QXO to acquire TopBuild in $17 billion deal
The combined company will generate over $18 billion in revenue and $2 billion in adjusted EBITDA.
The building-products distributor QXO (QXO) agreed to acquire TopBuild for approximately $17 billion, creating a company with more than $18 billion in revenue and over $2 billion in adjusted EBITDA. The transaction, expected to close in the third quarter of 2026, marks the largest in QXO’s history and follows the April acquisition of Kodiak Building Partners for $2.25 billion.
The deal is set to nearly double QXO’s revenue from its 2025 standalone figure of $11.9 billion while expanding its adjusted EBITDA margin to roughly 12%, up from 8% in 2025. TopBuild, which generated $6.2 billion in net sales and $1.14 billion in adjusted EBITDA in 2025, brings an industry-leading adjusted EBITDA margin of 18% to the combined entity. Management projects the merged company will achieve $9 billion to $10 billion in annual revenue and $1.7 billion to $2.0 billion in annual adjusted EBITDA by 2030, driven by organic growth and further acquisitions.
QXO expects to realize approximately $300 million in synergies by 2030, including revenue gains from cross-selling and cost savings from procurement, network optimization, and technology. The acquisition also expands QXO’s total addressable market to over $300 billion, up from an $800 billion industry-wide estimate previously cited, while securing leadership positions in insulation, roofing, waterproofing, and lumber.

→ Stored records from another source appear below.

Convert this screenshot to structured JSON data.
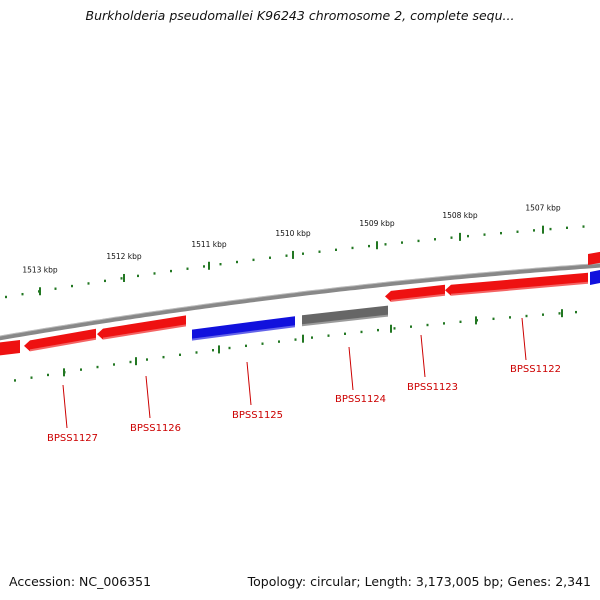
{
  "title": "Burkholderia pseudomallei K96243 chromosome 2, complete sequ...",
  "footer": {
    "accession": "Accession: NC_006351",
    "summary": "Topology: circular; Length: 3,173,005 bp; Genes: 2,341"
  },
  "colors": {
    "forward": "#ee1111",
    "reverse": "#1111dd",
    "other": "#666666",
    "backbone": "#888888",
    "ticks": "#227722",
    "labels": "#cc0000"
  },
  "ruler": [
    {
      "label": "1513 kbp"
    },
    {
      "label": "1512 kbp"
    },
    {
      "label": "1511 kbp"
    },
    {
      "label": "1510 kbp"
    },
    {
      "label": "1509 kbp"
    },
    {
      "label": "1508 kbp"
    },
    {
      "label": "1507 kbp"
    }
  ],
  "genes": [
    {
      "name": "BPSS1127",
      "strand": "forward",
      "color": "forward"
    },
    {
      "name": "BPSS1126",
      "strand": "forward",
      "color": "forward"
    },
    {
      "name": "BPSS1125",
      "strand": "reverse",
      "color": "reverse"
    },
    {
      "name": "BPSS1124",
      "strand": "reverse",
      "color": "other"
    },
    {
      "name": "BPSS1123",
      "strand": "forward",
      "color": "forward"
    },
    {
      "name": "BPSS1122",
      "strand": "forward",
      "color": "forward"
    }
  ]
}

TopBuild’s historical growth underscores the strategic fit: its 10-year sales compound annual growth rate stands at 13%, with adjusted earnings per share growing at 31%.
The combined company will operate roughly 1,150 locations, up from QXO’s 700, and employ 28,000 people, nearly double QXO’s current workforce. Shareholders approved the transaction, with 99% of QXO votes and 78% of TopBuild votes cast in favor. The deal values TopBuild at 14.9 times its 2025 adjusted EBITDA before synergies and 11.8 times after.
To fund the acquisition, QXO priced a $3 billion senior notes offering, including $1.5 billion due in 2031 at 6.500% and $1.5 billion due in 2034 at 6.875%, alongside borrowings under new term loan facilities and proceeds from Series C Convertible Perpetual Preferred Stock. The combined entity’s free cash flow conversion is expected to remain strong, with TopBuild’s historical range of 60% to 70% and cumulative free cash flow guidance of $4.2 billion to $5.0 billion from 2026 to 2030.
Post-acquisition, the company’s segment mix will shift to a balanced split between residential (51%), commercial and industrial (36%), and complementary (13%) businesses, with roughly equal exposure to repair and remodeling and new construction. The deal positions QXO as a dominant player in North American building products, with a fleet of over 10,000 vehicles supporting its expanded footprint.